Has the world gone mad? Why ever in the world should responsible tax paying citizens from any country where ever be expected or presumed to pay off other countries irresponsible accumulated debts? It surely has to be pure idiocy to even contemplate it as an ongoing position. Even though politicians with their duplicitous manipulations surely cannot expect it to be continuously acceptable to those they contrive to foot the bill. The whole thing stinks and completely undermines ethical democratic values. Left wing politicians exploit the democratic system by bribing an uninformed electorate with social advantages that can only be afforded by taking unacceptable levels of debt on board. This of course in the anticipation that a later administration will be faced with the unpopularity of having to repay this debt. The debt situation that we currently face nationally is a perfect example of this brought about by Brown, Balls and Milliband. It must surely be evident that the more those politicians can get away with someone else paying the bills, the more often will they repeat this dishonest exercise! Financial markets should learn from this and restrict loans to socialist regimes.

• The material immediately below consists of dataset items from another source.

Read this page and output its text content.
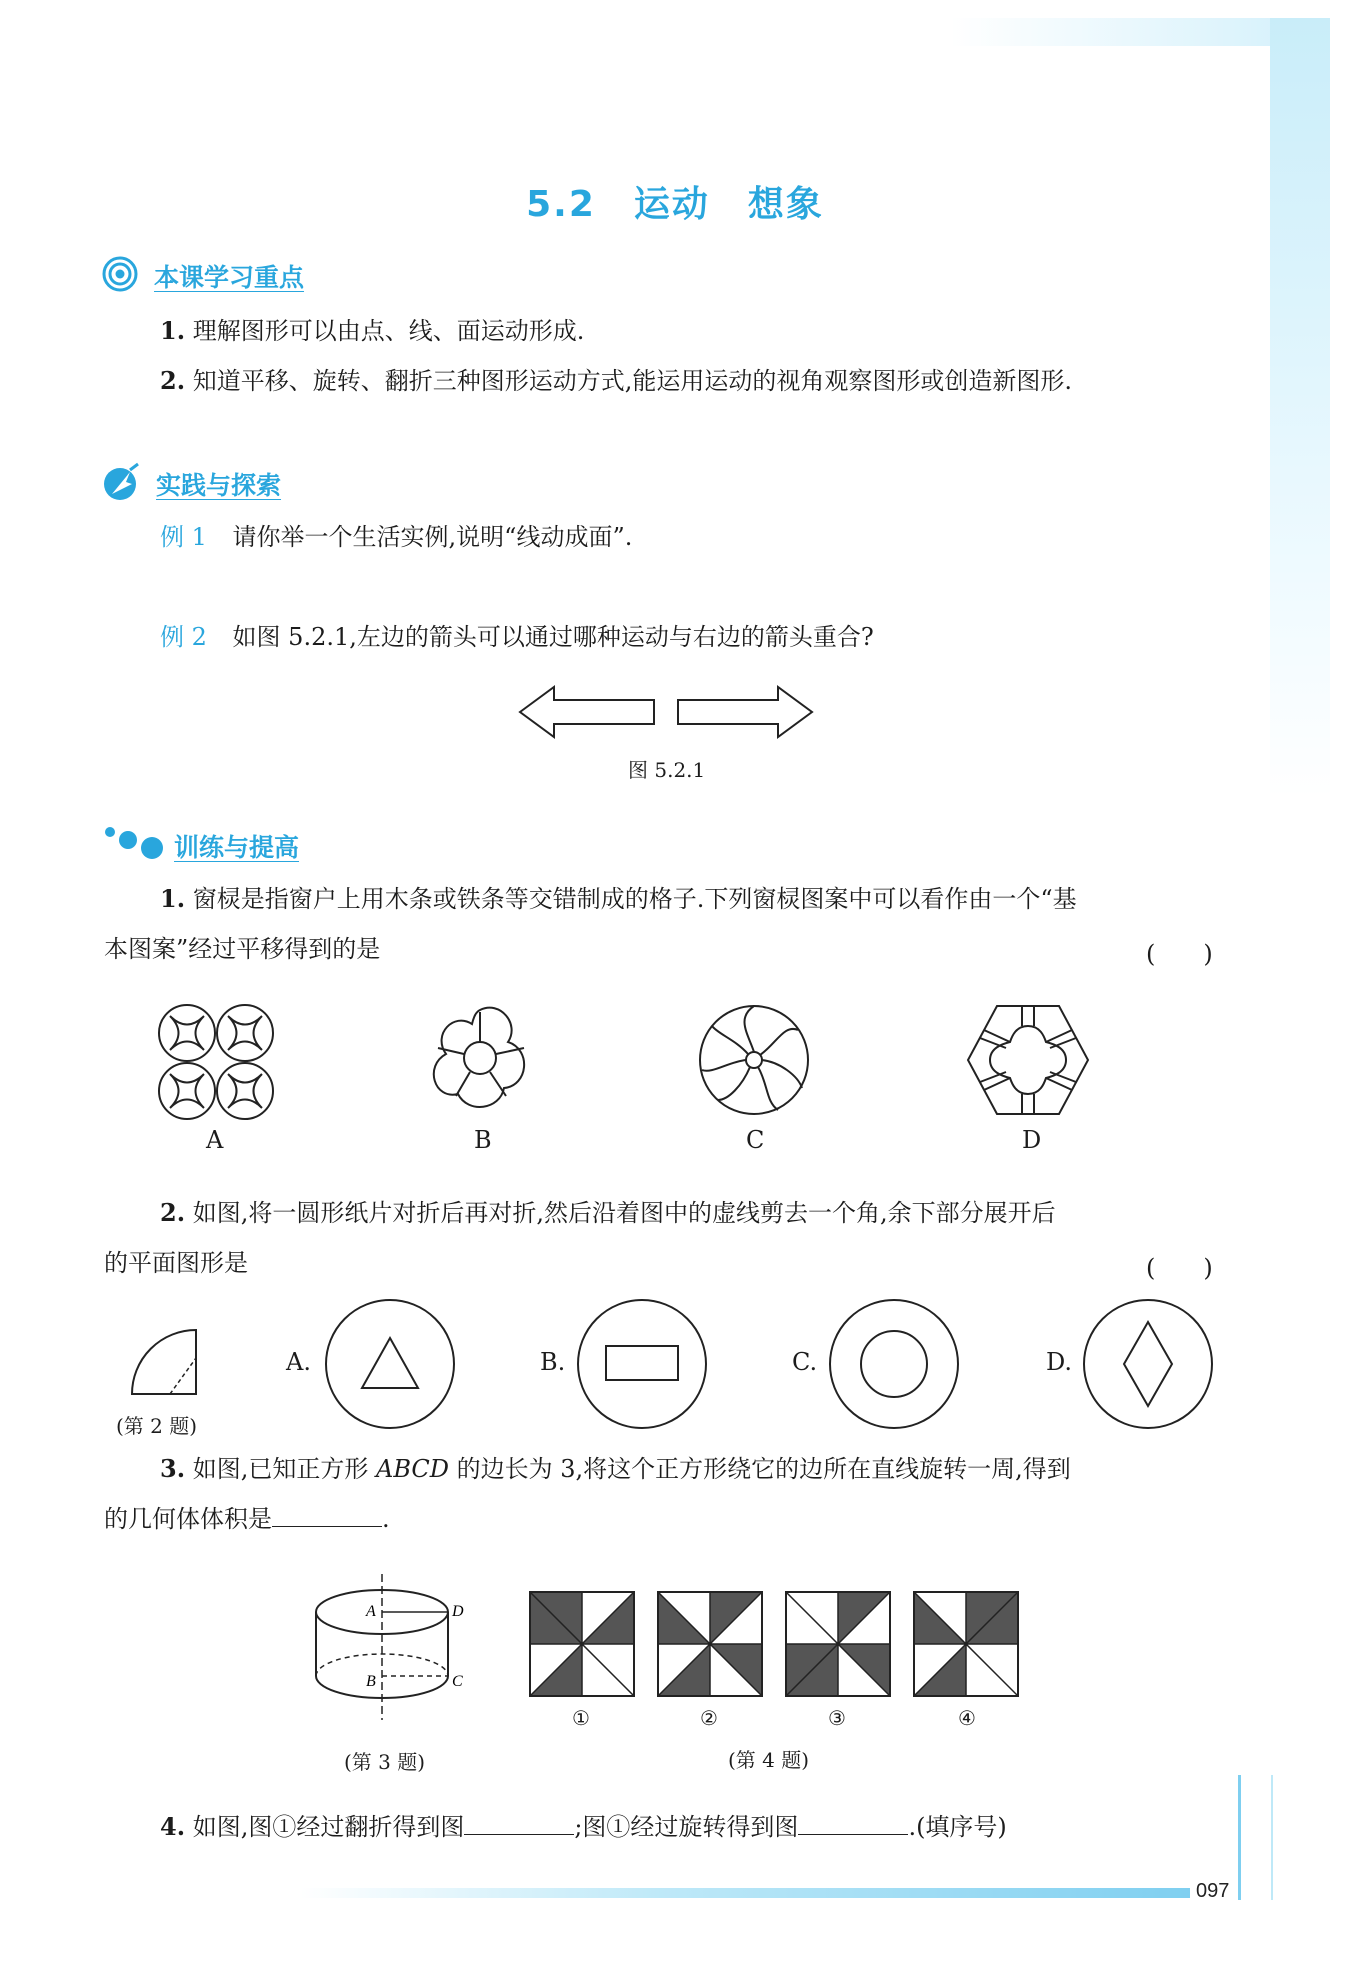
097
5.2　运动　想象
本课学习重点
1. 理解图形可以由点、线、面运动形成.
2. 知道平移、旋转、翻折三种图形运动方式,能运用运动的视角观察图形或创造新图形.
实践与探索
例 1 请你举一个生活实例,说明“线动成面”.
例 2 如图 5.2.1,左边的箭头可以通过哪种运动与右边的箭头重合?
图 5.2.1
训练与提高
1. 窗棂是指窗户上用木条或铁条等交错制成的格子.下列窗棂图案中可以看作由一个“基
本图案”经过平移得到的是	(　　)
A	B	C	D
2. 如图,将一圆形纸片对折后再对折,然后沿着图中的虚线剪去一个角,余下部分展开后
的平面图形是	(　　)
(第 2 题)
A.	B.	C.	D.
3. 如图,已知正方形 ABCD 的边长为 3,将这个正方形绕它的边所在直线旋转一周,得到
的几何体体积是	.
A	D
B	C
(第 3 题)
①	②	③	④
(第 4 题)
4. 如图,图①经过翻折得到图	;图①经过旋转得到图	.(填序号)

Germany was hell bent on the European Project - even the German man and woman "in the street" welcomed the prospect (for many and differing reasons) - the blatant interference (becoming bolder on each occasion) by Merkel, in domestic elections smacks of arrogance in the extreme and a sense of a divine right to "rule" Europe - surely Cameron must be awake to these dangers - (no, forget that! - he shows absolutely no inclination to steer Britain away from the dangerous reefs of further European integration.

Cameron is either asleep at the wheel or he is a closet Europhile in every respect - regardless of the unique trading opportunities open to us offered by the British Commonwealth he continues to feed us the line that "Europe is absolutely vital to our economic survival" - absolute rubbish and he knows it - we are not a nation of fools, even if we are led by a Government of fools!

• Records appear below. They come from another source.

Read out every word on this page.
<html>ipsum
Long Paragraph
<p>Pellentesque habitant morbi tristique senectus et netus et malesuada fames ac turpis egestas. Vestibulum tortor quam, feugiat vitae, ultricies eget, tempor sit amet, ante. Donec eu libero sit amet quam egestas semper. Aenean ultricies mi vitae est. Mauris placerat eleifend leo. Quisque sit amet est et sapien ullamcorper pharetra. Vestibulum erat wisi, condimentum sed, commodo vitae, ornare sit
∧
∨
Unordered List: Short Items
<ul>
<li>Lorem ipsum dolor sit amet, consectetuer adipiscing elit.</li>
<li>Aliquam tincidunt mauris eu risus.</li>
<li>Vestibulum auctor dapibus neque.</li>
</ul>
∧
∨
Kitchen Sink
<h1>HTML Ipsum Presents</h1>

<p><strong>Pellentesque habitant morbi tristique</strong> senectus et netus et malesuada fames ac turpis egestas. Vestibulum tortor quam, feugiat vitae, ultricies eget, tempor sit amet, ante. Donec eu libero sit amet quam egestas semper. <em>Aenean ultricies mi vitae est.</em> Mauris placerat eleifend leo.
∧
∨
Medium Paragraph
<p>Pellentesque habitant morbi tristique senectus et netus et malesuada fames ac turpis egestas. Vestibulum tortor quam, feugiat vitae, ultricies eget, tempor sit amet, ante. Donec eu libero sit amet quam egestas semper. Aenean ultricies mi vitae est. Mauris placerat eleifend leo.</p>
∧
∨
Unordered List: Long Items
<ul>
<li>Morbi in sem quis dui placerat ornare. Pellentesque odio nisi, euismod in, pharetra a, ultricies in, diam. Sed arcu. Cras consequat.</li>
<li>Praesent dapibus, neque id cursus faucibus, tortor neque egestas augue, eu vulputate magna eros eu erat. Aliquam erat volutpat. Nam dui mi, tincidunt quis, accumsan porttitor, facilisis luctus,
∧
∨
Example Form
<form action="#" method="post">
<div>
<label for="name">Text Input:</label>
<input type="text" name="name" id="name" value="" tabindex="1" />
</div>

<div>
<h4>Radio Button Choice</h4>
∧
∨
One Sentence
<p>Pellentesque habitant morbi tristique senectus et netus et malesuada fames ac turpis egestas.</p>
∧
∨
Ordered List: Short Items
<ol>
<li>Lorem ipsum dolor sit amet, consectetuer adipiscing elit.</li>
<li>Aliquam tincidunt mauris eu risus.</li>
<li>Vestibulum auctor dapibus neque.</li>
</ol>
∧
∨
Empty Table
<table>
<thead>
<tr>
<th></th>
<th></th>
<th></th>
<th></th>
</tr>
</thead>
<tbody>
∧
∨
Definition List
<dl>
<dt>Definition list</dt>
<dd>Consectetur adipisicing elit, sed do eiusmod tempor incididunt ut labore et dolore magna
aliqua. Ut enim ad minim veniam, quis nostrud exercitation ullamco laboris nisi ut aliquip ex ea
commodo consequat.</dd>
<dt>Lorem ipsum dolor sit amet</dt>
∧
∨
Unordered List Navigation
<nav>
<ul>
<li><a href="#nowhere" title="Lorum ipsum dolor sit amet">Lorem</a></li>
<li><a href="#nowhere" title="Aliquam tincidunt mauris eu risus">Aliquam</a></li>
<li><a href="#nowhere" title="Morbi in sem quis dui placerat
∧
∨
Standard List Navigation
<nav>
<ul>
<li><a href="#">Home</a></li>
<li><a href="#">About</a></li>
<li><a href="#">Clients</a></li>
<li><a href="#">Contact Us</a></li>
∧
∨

Euhm, no they haven't. According to Eurostat only about 15% of the workforce in Greece are employed in the public sector. And what do you have against the public sector anyway? Surely you're not so naive as to think that the private sector alone will provide us with the full employment utopia we so desperately crave?

Who's lazy and feckless here? The normal Greek, or the person who's too lazy to inform himself correctly and so gullibly swallows the half truths and lies that the business press tells us on a daily base?